Ils ont testé la cause - la rupture du réservoir numéro deux - et ont constaté que cela expliquerait la soudaineté et la totalité décrites dans la spécification. Cela expliquerait également la détonation signalée au moment de la première indication de sous-tension, le tremblement d'Apollo XIII ressenti par les membres de l'équipage et l'évacuation de "quelque chose... dans l'espace". Cela expliquait à la fois les données IS qu'ils avaient accumulées et les informations IS NOT qui provenaient de leurs activités de surveillance. Plus important encore, elle expliquait une défaillance soudaine et totale du système.

Pour les ingénieurs de la NASA de Houston, cette cause était difficile à accepter.

They had unbounded faith in Apollo equipment, knowing that it was the best that could be devised. The idea of an oxygen tank bursting open in the depths of space was not credible. All this was justified from their experience. Without the bungling that had occurred on the ground two weeks before the launch, the tank would have gone to the moon and back just as it was designed and built to do. However, the Houston engineers stuck to the Problem Analysis process despite their incredulity, believing  that the test for cause they had carried out had provided  the correct answer. In fact, they proved  this cause in record time. What saved the day was their knowledge of Apollo XIII’s systems and of what could produce the exact kind of sudden failure that had occurred.

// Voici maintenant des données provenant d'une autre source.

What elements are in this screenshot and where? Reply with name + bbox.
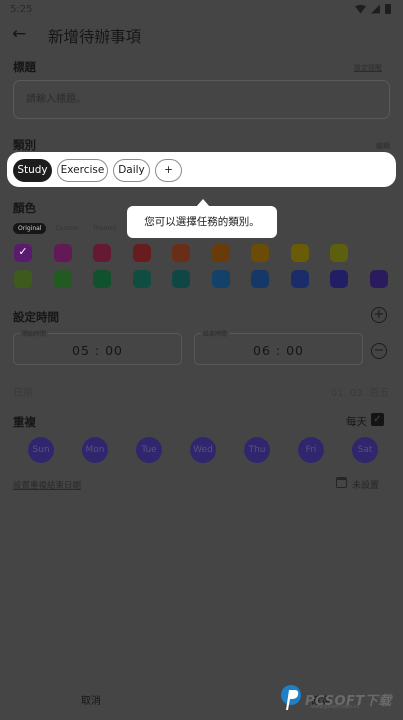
daily-label: 每天 [346,416,367,428]
date-value[interactable]: 01. 03. 週五 [331,384,389,399]
color-tabs: Original Custom Theme1 [13,222,122,235]
color-label: 顏色 [13,201,36,215]
day-fri[interactable]: Fri [298,437,324,463]
color-swatch[interactable] [172,244,190,262]
color-swatch[interactable] [132,244,151,262]
date-label: 日期 [13,388,33,399]
end-time-field[interactable]: 結束時間 06 : 00 [194,329,363,365]
calendar-icon[interactable] [336,477,347,488]
add-time-icon[interactable]: + [371,307,387,323]
color-swatch[interactable] [93,244,111,262]
selected-check-icon: ✓ [18,245,28,258]
chip-daily[interactable]: Daily [113,159,150,182]
set-reminder-link[interactable]: 設定提醒 [354,63,382,73]
day-wed[interactable]: Wed [190,437,216,463]
day-mon[interactable]: Mon [82,437,108,463]
battery-icon [385,4,391,14]
title-label: 標題 [13,60,36,74]
start-time-label: 開始時間 [20,329,49,338]
category-tooltip: 您可以選擇任務的類別。 [127,206,277,238]
color-swatch[interactable] [93,270,111,288]
back-arrow-icon[interactable]: ← [12,26,28,43]
daily-checkbox[interactable]: ✓ [371,413,384,426]
app-bar: ← 新增待辦事項 [0,18,403,54]
color-swatch[interactable] [14,270,32,288]
color-swatch[interactable] [53,270,72,288]
cancel-button[interactable]: 取消 [81,692,101,707]
color-swatch[interactable] [330,244,348,262]
tab-theme1[interactable]: Theme1 [87,223,122,234]
color-swatch[interactable] [251,270,269,288]
color-swatch[interactable] [211,270,230,288]
chip-exercise[interactable]: Exercise [57,159,108,182]
tab-original[interactable]: Original [13,223,47,234]
day-sat[interactable]: Sat [352,437,378,463]
tab-custom[interactable]: Custom [50,223,83,234]
watermark-subtext: www.pcsoft.com.cn [311,704,360,710]
end-time-value: 06 : 00 [253,343,304,358]
start-time-value: 05 : 00 [72,343,123,358]
status-time: 5:25 [10,3,33,15]
repeat-label: 重複 [13,415,36,429]
color-swatch[interactable] [211,244,230,262]
color-swatch[interactable] [290,244,309,262]
color-swatch[interactable] [369,270,388,288]
start-time-field[interactable]: 開始時間 05 : 00 [13,329,182,365]
status-icons [355,4,391,14]
color-swatch[interactable] [53,244,72,262]
color-swatch[interactable] [251,244,269,262]
remove-time-icon[interactable]: − [371,343,387,359]
add-category-button[interactable]: + [155,159,182,182]
day-thu[interactable]: Thu [244,437,270,463]
color-swatch[interactable] [172,270,190,288]
end-repeat-link[interactable]: 設置重複結束日期 [13,479,81,491]
signal-icon [371,4,380,14]
watermark-logo [281,685,301,710]
day-tue[interactable]: Tue [136,437,162,463]
category-label: 類別 [13,138,36,152]
edit-category-link[interactable]: 編輯 [376,141,390,151]
color-swatch[interactable] [330,270,348,288]
wifi-icon [355,4,366,14]
status-bar: 5:25 [0,0,403,18]
color-swatch[interactable]: ✓ [14,244,32,262]
page-title: 新增待辦事項 [48,28,142,46]
end-repeat-value[interactable]: 未設置 [352,478,379,491]
end-time-label: 結束時間 [201,329,230,338]
color-swatch[interactable] [290,270,309,288]
title-input[interactable]: 請輸入標題。 [13,80,390,119]
chip-study[interactable]: Study [13,159,52,182]
set-time-label: 設定時間 [13,310,59,324]
color-swatch[interactable] [132,270,151,288]
day-sun[interactable]: Sun [28,437,54,463]
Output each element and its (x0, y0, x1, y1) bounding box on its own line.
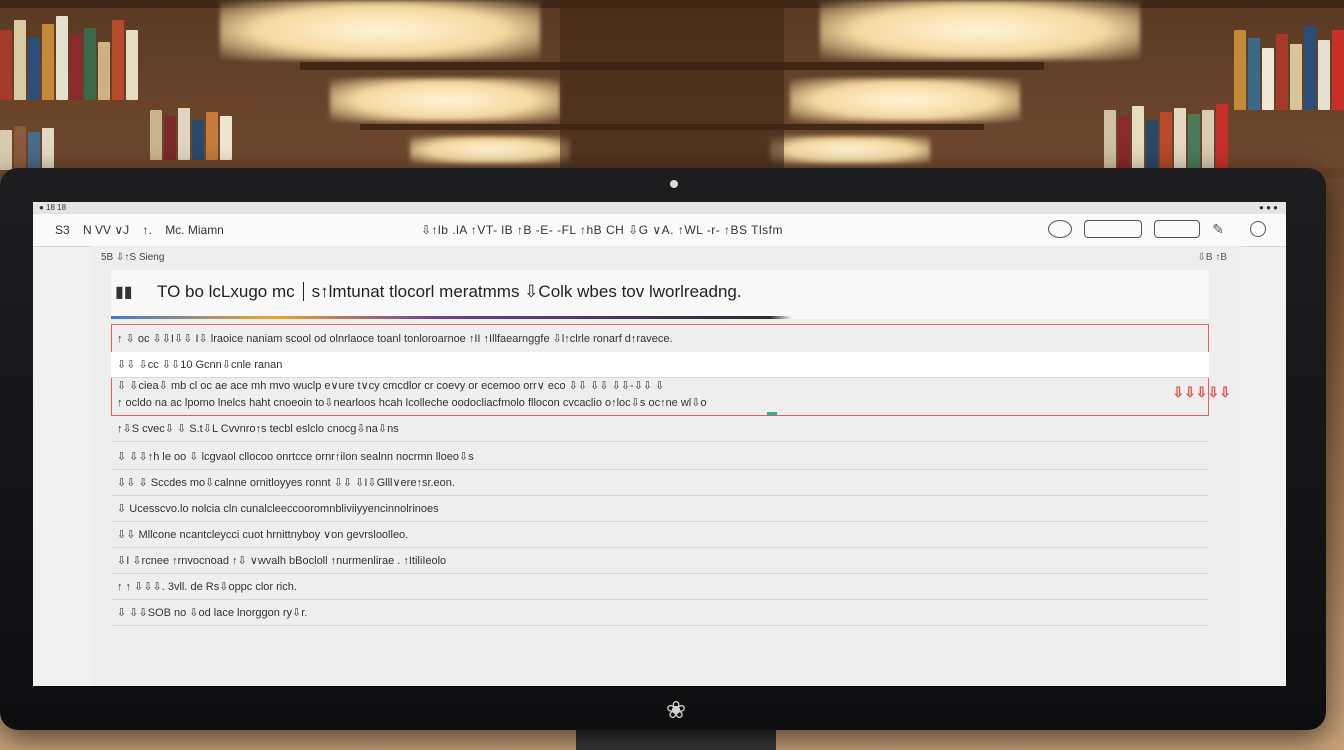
list-item[interactable]: ⇩ ⇩⇩↑h le oo ⇩ lcgvaol cllocoo onrtcce o… (111, 444, 1209, 470)
title-right: s↑lmtunat tlocorl meratmms ⇩Colk wbes to… (311, 282, 742, 301)
document-icon: ▮▮ (115, 284, 133, 301)
window-icon[interactable] (1084, 220, 1143, 238)
list-item[interactable]: ⇩I ⇩rcnee ↑rnvocnoad ↑⇩ ∨wvalh bBocloll … (111, 548, 1209, 574)
section-label: ⇩⇩ ⇩cc ⇩⇩10 Gcnn⇩cnle ranan (111, 352, 1209, 378)
list-item[interactable]: ⇩⇩ Mllcone ncantcleycci cuot hrnittnyboy… (111, 522, 1209, 548)
display-icon[interactable] (1048, 220, 1073, 238)
multi-line-1: ⇩ ⇩ciea⇩ mb cl oc ae ace mh mvo wuclp e∨… (117, 380, 665, 392)
toolbar-item-4[interactable]: Mc. Miamn (165, 223, 224, 237)
list-item[interactable]: ⇩ ⇩⇩SOB no ⇩od lace lnorggon ry⇩r. (111, 600, 1209, 626)
app-toolbar: S3 N VV ∨J ↑. Mc. Miamn ⇩↑lb .lA ↑VT- lB… (33, 214, 1286, 247)
screen: ● 18 18 ● ● ● S3 N VV ∨J ↑. Mc. Miamn ⇩↑… (33, 202, 1286, 686)
toolbar-left: S3 N VV ∨J ↑. Mc. Miamn (55, 223, 234, 237)
menubar-right[interactable]: ● ● ● (1259, 202, 1278, 214)
title-text: TO bo lcLxugo mc s↑lmtunat tlocorl meratm… (157, 282, 742, 302)
list-item[interactable]: ⇩⇩ ⇩ Sccdes mo⇩calnne ornitloyyes ronnt … (111, 470, 1209, 496)
layout-icon[interactable] (1154, 220, 1201, 238)
red-tag[interactable]: ⇩⇩⇩⇩⇩ (1172, 384, 1231, 401)
list-item[interactable]: ↑ ↑ ⇩⇩⇩. 3vll. de Rs⇩oppc clor rich. (111, 574, 1209, 600)
toolbar-item-3[interactable]: ↑. (143, 223, 152, 237)
cursor-mark (767, 412, 777, 415)
title-row[interactable]: ▮▮ TO bo lcLxugo mc s↑lmtunat tlocorl mer… (111, 270, 1209, 319)
menubar-left[interactable]: ● 18 18 (39, 202, 66, 214)
document-area: 5B ⇩↑S Sieng ⇩B ↑B ▮▮ TO bo lcLxugo mc s↑… (91, 246, 1241, 686)
toolbar-center-text[interactable]: ⇩↑lb .lA ↑VT- lB ↑B -E- -FL ↑hB CH ⇩G ∨A… (421, 223, 783, 237)
toolbar-right: ✎ (1048, 220, 1266, 238)
doc-header-left: 5B ⇩↑S Sieng (101, 252, 165, 263)
menu-bar: ● 18 18 ● ● ● (33, 202, 1286, 214)
list-item[interactable]: ↑⇩S cvec⇩ ⇩ S.t⇩L Cvvnro↑s tecbl eslclo … (111, 416, 1209, 442)
toolbar-item-1[interactable]: S3 (55, 223, 70, 237)
pen-icon[interactable]: ✎ (1212, 221, 1224, 238)
multi-line-2: ↑ ocldo na ac lpomo lnelcs haht cnoeoin … (117, 397, 707, 409)
monitor-stand (576, 730, 776, 750)
title-left: TO bo lcLxugo mc (157, 282, 295, 301)
monitor: ● 18 18 ● ● ● S3 N VV ∨J ↑. Mc. Miamn ⇩↑… (0, 168, 1326, 730)
list-item[interactable]: ⇩ Ucesscvo.lo nolcia cln cunalcleeccooro… (111, 496, 1209, 522)
background-scene: ● 18 18 ● ● ● S3 N VV ∨J ↑. Mc. Miamn ⇩↑… (0, 0, 1344, 750)
clock-icon[interactable] (1250, 221, 1266, 237)
toolbar-item-2[interactable]: N VV ∨J (83, 223, 129, 237)
brand-logo-icon: ❀ (665, 697, 687, 724)
highlighted-row[interactable]: ↑ ⇩ oc ⇩⇩I⇩⇩ I⇩ lraoice naniam scool od … (111, 326, 1209, 352)
webcam-dot (670, 180, 678, 188)
doc-header-right[interactable]: ⇩B ↑B (1198, 252, 1228, 263)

Une approche analytique des problèmes critiques de l'entreprise.

In a case such as this, Problem Analysis is rendered difficult by two factors: secondary effects and panic. Sudden failure in a complex  system usually causes other deviations  that may obscure the original deviation. The shock of a sudden failure often precipitates panic, making a careful review and use of the facts even more difficult. A disciplined and systematic investigation is difficult in any case, but discipline becomes essential when a top-speed search for cause is undertaken and there is no possibility of amassing all the data that would be optimal in the investigation.

Dans l'incident de la NASA, la présence d'une approche systématique a permis à une équipe de personnes de travailler ensemble comme une seule unité, même si elles étaient séparées de la déviation par près d'un quart de million de kilomètres. Pour les ingénieurs de la NASA à Houston, cette cause était difficile à accepter.